Most children will have 11 visits: at screening, entry (Day 0), Day 14 (intensive
pharmacokinetic [PK] visit), and at Weeks 4, 8, 12, 16, 24, 32, 40, and 48. Most visits will
include a physical exam, giving a medical history, discussion of adherence, and blood and
urine collection. The screening and intensive PK visits will also include an
electrocardiogram (ECG). During the intensive PK visit, the child will have blood drawn
approximately 7 times over 12 hours. After the Week 48 visit, children will enter the
long-term follow-up phase of the study and will have a visit every 12 weeks for up to 5
years. These follow-up visits will include giving a medical history and undergoing a physical
exam and blood draw.

Inclusion Criteria:

- Confirmed HIV-1 infection as described in the protocol

- At least 2 months of age but younger than 6 years of age at study entry. NOTE:
Children who were born at or sooner than 37 weeks gestational age must be at least 12
weeks of age and at least 46 weeks post-conceptual age at study entry.

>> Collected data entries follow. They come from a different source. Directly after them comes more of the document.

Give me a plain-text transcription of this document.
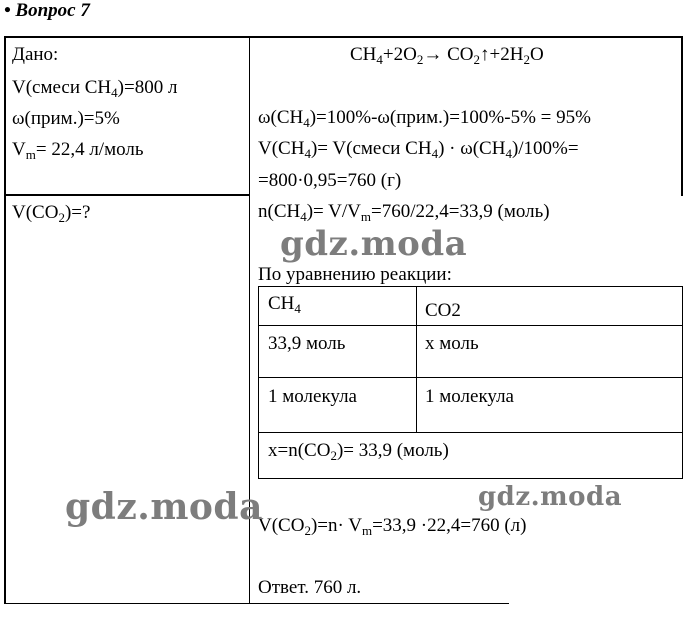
• Вопрос 7
Дано:
V(смеси $CH_4)=800$ л
ω(прим.)=5%
$V_m= 22,4$ л/моль
$V(CO_2)=$?
$CH_4+2O_2\to$ $CO_2↑+2H_2O$
$\omega(CH_4)=100\%-\omega(прим.)=100\%-5\% = 95\%$
$V(CH_4)=$ V(смеси $CH_4) \cdot \omega(CH_4)/100\%=$
=800·0,95=760 (г)
$n(CH_4)= V/V_m=760/22,4=33,9$ (моль)
По уравнению реакции:
$CH_4$	CO2
33,9 моль	x моль
1 молекула	1 молекула
$x=n(CO_2)= 33,9$ (моль)
$V(CO_2)=n\cdot V_m=33,9 \cdot 22,4=760$ (л)
Ответ. 760 л.
gdz.moda
gdz.moda	gdz.moda
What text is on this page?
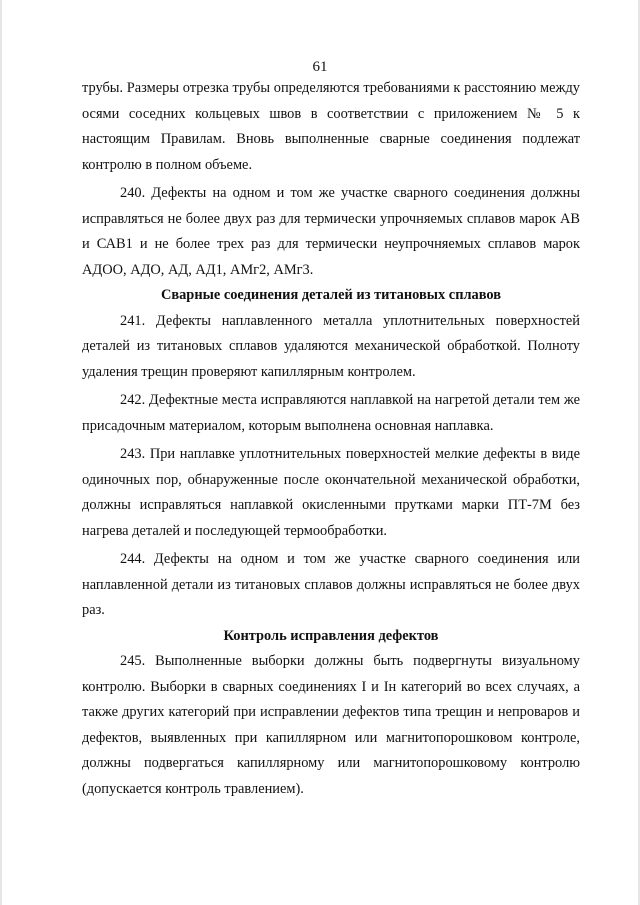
61

трубы. Размеры отрезка трубы определяются требованиями к расстоянию между осями соседних кольцевых швов в соответствии с приложением № 5 к настоящим Правилам. Вновь выполненные сварные соединения подлежат контролю в полном объеме.

240. Дефекты на одном и том же участке сварного соединения должны исправляться не более двух раз для термически упрочняемых сплавов марок АВ и САВ1 и не более трех раз для термически неупрочняемых сплавов марок АДОО, АДО, АД, АД1, АМг2, АМг3.

Сварные соединения деталей из титановых сплавов

241. Дефекты наплавленного металла уплотнительных поверхностей деталей из титановых сплавов удаляются механической обработкой. Полноту удаления трещин проверяют капиллярным контролем.

242. Дефектные места исправляются наплавкой на нагретой детали тем же присадочным материалом, которым выполнена основная наплавка.

243. При наплавке уплотнительных поверхностей мелкие дефекты в виде одиночных пор, обнаруженные после окончательной механической обработки, должны исправляться наплавкой окисленными прутками марки ПТ-7М без нагрева деталей и последующей термообработки.

244. Дефекты на одном и том же участке сварного соединения или наплавленной детали из титановых сплавов должны исправляться не более двух раз.

Контроль исправления дефектов

245. Выполненные выборки должны быть подвергнуты визуальному контролю. Выборки в сварных соединениях I и Iн категорий во всех случаях, а также других категорий при исправлении дефектов типа трещин и непроваров и дефектов, выявленных при капиллярном или магнитопорошковом контроле, должны подвергаться капиллярному или магнитопорошковому контролю (допускается контроль травлением).
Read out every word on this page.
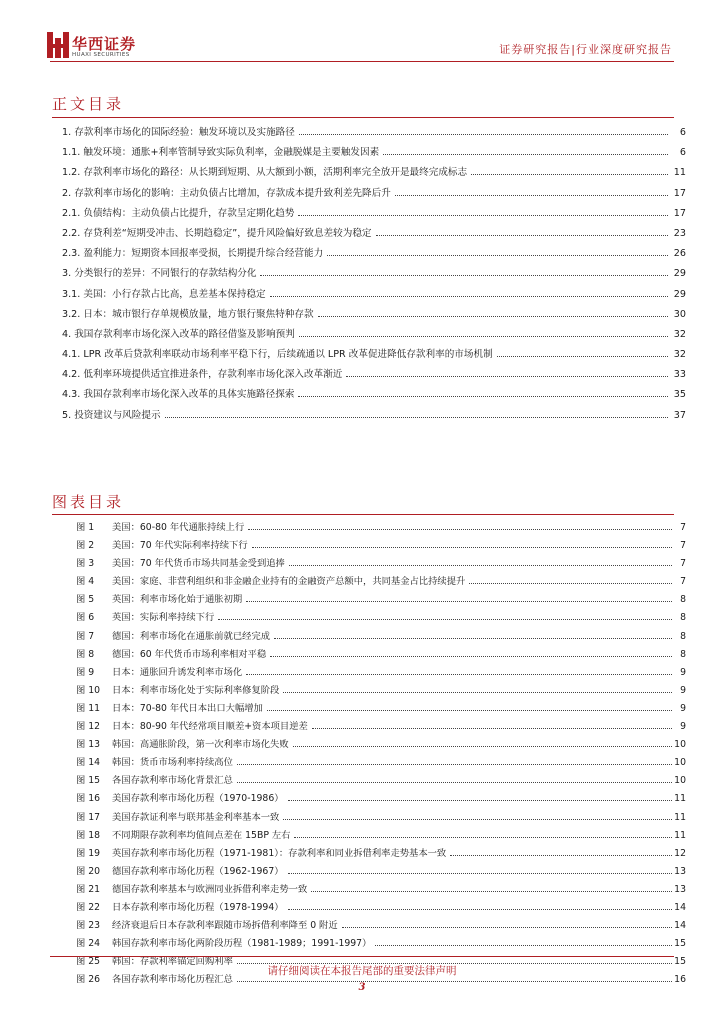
华西证券
HUAXI SECURITIES	证券研究报告|行业深度研究报告
正文目录
1. 存款利率市场化的国际经验：触发环境以及实施路径	6
1.1. 触发环境：通胀+利率管制导致实际负利率，金融脱媒是主要触发因素	6
1.2. 存款利率市场化的路径：从长期到短期、从大额到小额，活期利率完全放开是最终完成标志	11
2. 存款利率市场化的影响：主动负债占比增加，存款成本提升致利差先降后升	17
2.1. 负债结构：主动负债占比提升，存款呈定期化趋势	17
2.2. 存贷利差“短期受冲击、长期趋稳定”，提升风险偏好致息差较为稳定	23
2.3. 盈利能力：短期资本回报率受损，长期提升综合经营能力	26
3. 分类银行的差异：不同银行的存款结构分化	29
3.1. 美国：小行存款占比高，息差基本保持稳定	29
3.2. 日本：城市银行存单规模放量，地方银行聚焦特种存款	30
4. 我国存款利率市场化深入改革的路径借鉴及影响预判	32
4.1. LPR 改革后贷款利率联动市场利率平稳下行，后续疏通以 LPR 改革促进降低存款利率的市场机制	32
4.2. 低利率环境提供适宜推进条件，存款利率市场化深入改革渐近	33
4.3. 我国存款利率市场化深入改革的具体实施路径探索	35
5. 投资建议与风险提示	37
图表目录
图 1	美国：60-80 年代通胀持续上行	7
图 2	美国：70 年代实际利率持续下行	7
图 3	美国：70 年代货币市场共同基金受到追捧	7
图 4	美国：家庭、非营利组织和非金融企业持有的金融资产总额中，共同基金占比持续提升	7
图 5	英国：利率市场化始于通胀初期	8
图 6	英国：实际利率持续下行	8
图 7	德国：利率市场化在通胀前就已经完成	8
图 8	德国：60 年代货币市场利率相对平稳	8
图 9	日本：通胀回升诱发利率市场化	9
图 10	日本：利率市场化处于实际利率修复阶段	9
图 11	日本：70-80 年代日本出口大幅增加	9
图 12	日本：80-90 年代经常项目顺差+资本项目逆差	9
图 13	韩国：高通胀阶段，第一次利率市场化失败	10
图 14	韩国：货币市场利率持续高位	10
图 15	各国存款利率市场化背景汇总	10
图 16	美国存款利率市场化历程（1970-1986）	11
图 17	美国存款证利率与联邦基金利率基本一致	11
图 18	不同期限存款利率均值间点差在 15BP 左右	11
图 19	英国存款利率市场化历程（1971-1981）：存款利率和同业拆借利率走势基本一致	12
图 20	德国存款利率市场化历程（1962-1967）	13
图 21	德国存款利率基本与欧洲同业拆借利率走势一致	13
图 22	日本存款利率市场化历程（1978-1994）	14
图 23	经济衰退后日本存款利率跟随市场拆借利率降至 0 附近	14
图 24	韩国存款利率市场化两阶段历程（1981-1989；1991-1997）	15
图 25	韩国：存款利率锚定回购利率	15
图 26	各国存款利率市场化历程汇总	16
请仔细阅读在本报告尾部的重要法律声明
3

- HIV-1 RNA viral load greater than 1,000 copies/mL (within the previous 90 days prior
to screening) and an HIV-1 RNA viral load greater than 1,000 copies/mL at screening

- Treatment-experienced children on a failing combination antiretroviral (ARV) regimen
(containing at least three ARVs) for at least 8 weeks; OR, treatment-experienced
children on a treatment interruption of at least 4 weeks with a history of virologic
failure while on a combination ARV regimen (containing at least three ARVs)

- Ability to swallow etravirine (ETR) whole or dispersed in an appropriate liquid

- Parent or legal guardian able and willing to provide signed informed consent and to
have the child followed at the clinic site

- Availability of sufficient active ARV drugs to create an optimized background regimen
(OBR) consistent with protocol requirements

Exclusion Criteria:

- Evidence of phenotypic resistance to ETR at screening (phenotypic cutoffs of greater
than 10 for loss of sensitivity for cohorts I, II, III)

- Known history of HIV-2 infection in child or child's mother

- Diagnosis of a new Centers for Disease Control (CDC) Stage C (per 1994 Revised
Classification System for Human Immunodeficiency Virus Infection in Children Less than
13 Years of Age) criteria or opportunistic or bacterial infection diagnosed within 30
days prior to screening and not considered clinically stable

- Prior history of malignancy

- Any clinically significant diseases (other than HIV infection) or clinically
significant findings during the screening medical history or physical examination that
in the investigator's opinion would place the child at an unacceptable risk of injury,
render the child unable to meet the requirements of the protocol, compromise the
outcome of this study, or lead to the child being ineligible for participation

- Current Grade 3 or higher of any of the following laboratory toxicities at screening:
neutrophil count, hemoglobin, platelets, aspartate aminotransferase (AST), alanine
aminotransferase (ALT), lipase, or serum creatinine.

- Current or anticipated use of any disallowed medications (listed in the protocol)

- Child's family is unlikely to adhere to the study procedures or keep appointments or
is planning to relocate to a non-IMPAACT study site during the study

- History of nonadherence with ARV medications that in the investigator's opinion could
affect the ability of the child to comply with the protocol/procedures

- Child is currently participating, or has participated within the previous 30 days
prior to screening, in a study with a compound or device that is not commercially
available

- Grade 3 or higher QTc or PR interval prolongation from the electrocardiogram (ECG) at
screening. More information on this criterion can be found in the protocol.